Come smaltire l’acido lattico nelle braccia?

L’acido lattico in eccesso si è depositato tutto nelle fasce muscolari delle braccia? Si può optare per un bagno rilassante e rinvigorente allo stesso tempo. L’acqua nella vasca da bagno deve essere calda. Nell’acqua possiamo sciogliere del comune sale grosso da cucina per tonificare i muscoli. Meglio ancora se è possibile fare un bel bagno in acqua calda in vasca idromassaggio. Il beneficio è totale, per il corpo e la mente che si rilassa.

Si può aiutare l’organismo a smaltire l’acido lattico anche  a tavola?

Si certamente, alcune buone norme di alimentazione vanno sempre seguita. Dopo lo sforzo eccessivo possiamo fare uno spuntino leggero a base di frutta fresca, semi di zucca e di sesamo, nocciole e mandorle. Perchè questi alimenti? Perchè sono alcalinizzanti e contrastano l’acidità in eccesso e perchè ricchi di sali minerali. A proposito di sali minerali, uno spuntino a base di banane è perfetto perchè questo frutto è ricchissimo di potassio!

E’ importante bere per smaltire l’acido lattico?

Sì perchè si idrata il corpo, i muscoli e i tessuti e perchè si reintegrano i sali minerali persi. Bere moltissima acqua o un integratore ad hoc per gli sportivi è l’ideale per aiutare e accelerare il processo di smaltimento.

Il modo migliore per smaltire l’acido lattico rimane il riposo

Come più volte affermato,  l’acido lattico è un segnale vero e proprio che lancia il nostro organismo. Cosa ci sta dicendo? Ci sta dicendo che abbiamo sottoposto i nostri muscoli a un lavoro troppo intenso (non è detto che debba essere prolungato, può anche essere molto breve ma è comunque eccessivo).

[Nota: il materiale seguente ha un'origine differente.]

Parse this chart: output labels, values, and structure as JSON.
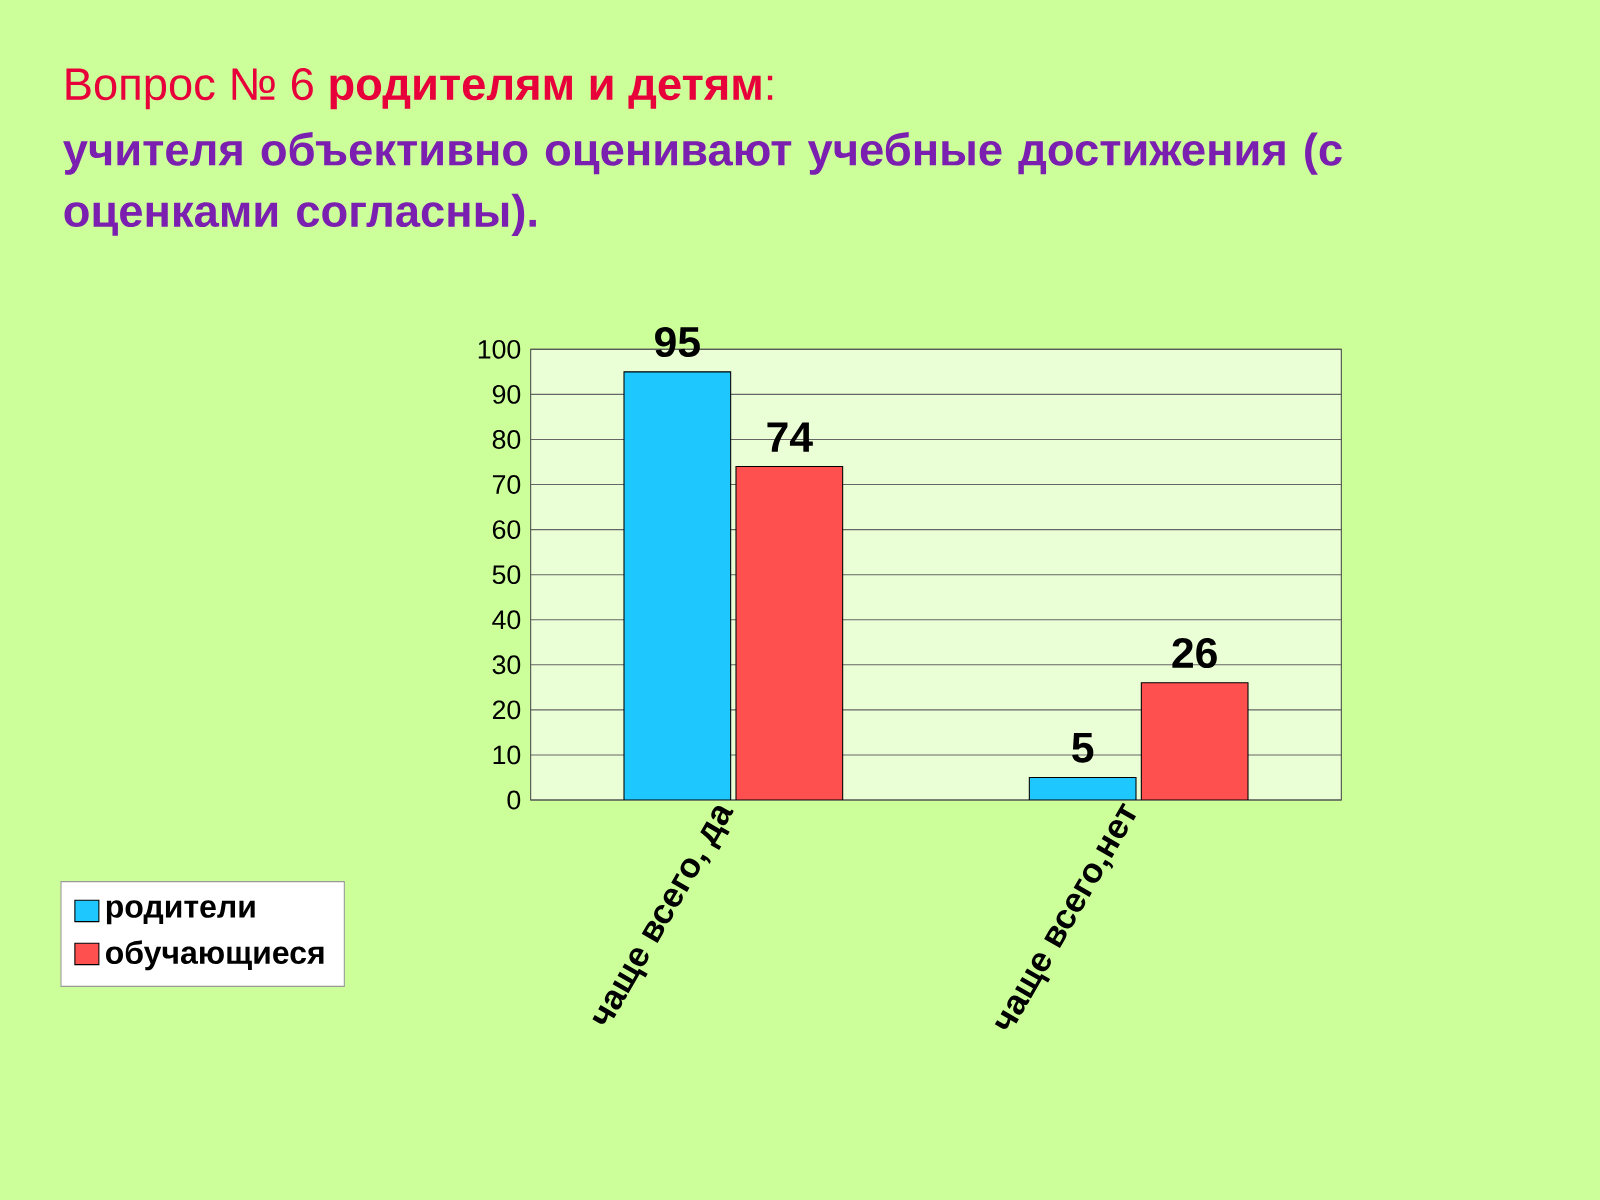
{
  "chart_data": {
    "type": "bar",
    "title": "Вопрос № 6 **родителям и детям**:",
    "subtitle": "учителя объективно оценивают учебные достижения (с оценками согласны).",
    "categories": [
      "чаще всего, да",
      "чаще всего,нет"
    ],
    "series": [
      {
        "name": "родители",
        "color": "#1ec8ff",
        "values": [
          95,
          5
        ]
      },
      {
        "name": "обучающиеся",
        "color": "#ff5050",
        "values": [
          74,
          26
        ]
      }
    ],
    "ylim": [
      0,
      100
    ],
    "yticks": [
      0,
      10,
      20,
      30,
      40,
      50,
      60,
      70,
      80,
      90,
      100
    ],
    "grid": "y",
    "legend": "bottom left",
    "data_labels": true
  }
}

Un po’  di riposoda sollievo immediato e dopo una gara impegnativa non guasterebbe…

Quanto può essere utile un massaggio defaticante per smaltire l’acido lattico?

Anche un massaggio defaticante può alleviare i fastidi dovuti all’acido lattico ancora in circolazione. Un buon massaggio defaticante e decontratturante è efficace perchè rilassa il muscolo dopo l’attività agonistica e ne migliora i tempi di recupero. Migliora la circolazione, l’acido lattico viene smaltito e aumenta l’ossigenazione dei tessuti. Un buon massaggio defaticante dovrebbe essere fatto da un professionista perchè sia maggiormente efficace e rilassante. In mancanza di un professionista possiamo procedere sfiorando leggermente con i polpastrelli la parte dolorante (il polpaccio, il braccio etc.) in modo da scaldare la parte e riattivare la  circolazione sanguigna e linfatica. Possiamo aiutarci anche con una crema defaticante. Ricche di principi attivi e dall’azione rinfrescante e riattivante, alcune creme defaticanti sono formule innovative a gel, molto facili da stendere  e non necessitano di massaggio  prolungato.

Tutti questi rimedi sono alternativi fra loro?

Possiamo affermare che nessuno di questi rimedi è il migliore in assoluto. Non esiste una “graduatoria”. Tutti possono rivelarsi molto efficaci. Molto dipende dallo stato di allenamento. A un atleta professionista basta un bagno caldo o un leggero massaggio per decontratturare la zona dolorante, a un sedentario che si è cimentato in una corsa in bicicletta serve molto altro! Per velocizzare i tempi di recupero possiamo combinare in sinergia questi rimedi per smaltire l’acido lattico e favorire il recupero del benessere in tempi immediati. Del resto, chi ci vieta di immergerci nella vasca da bagno, fare un bel massaggio con creme specifiche e poi fare uno spuntino con banane e nocciole? Proprio nessuno! Ognuno con i tempi e i metodi che vuole, troverà il rimedio più opportuno per alleviare il fastidio muscolare prodotto dall’acido lattico in circolo.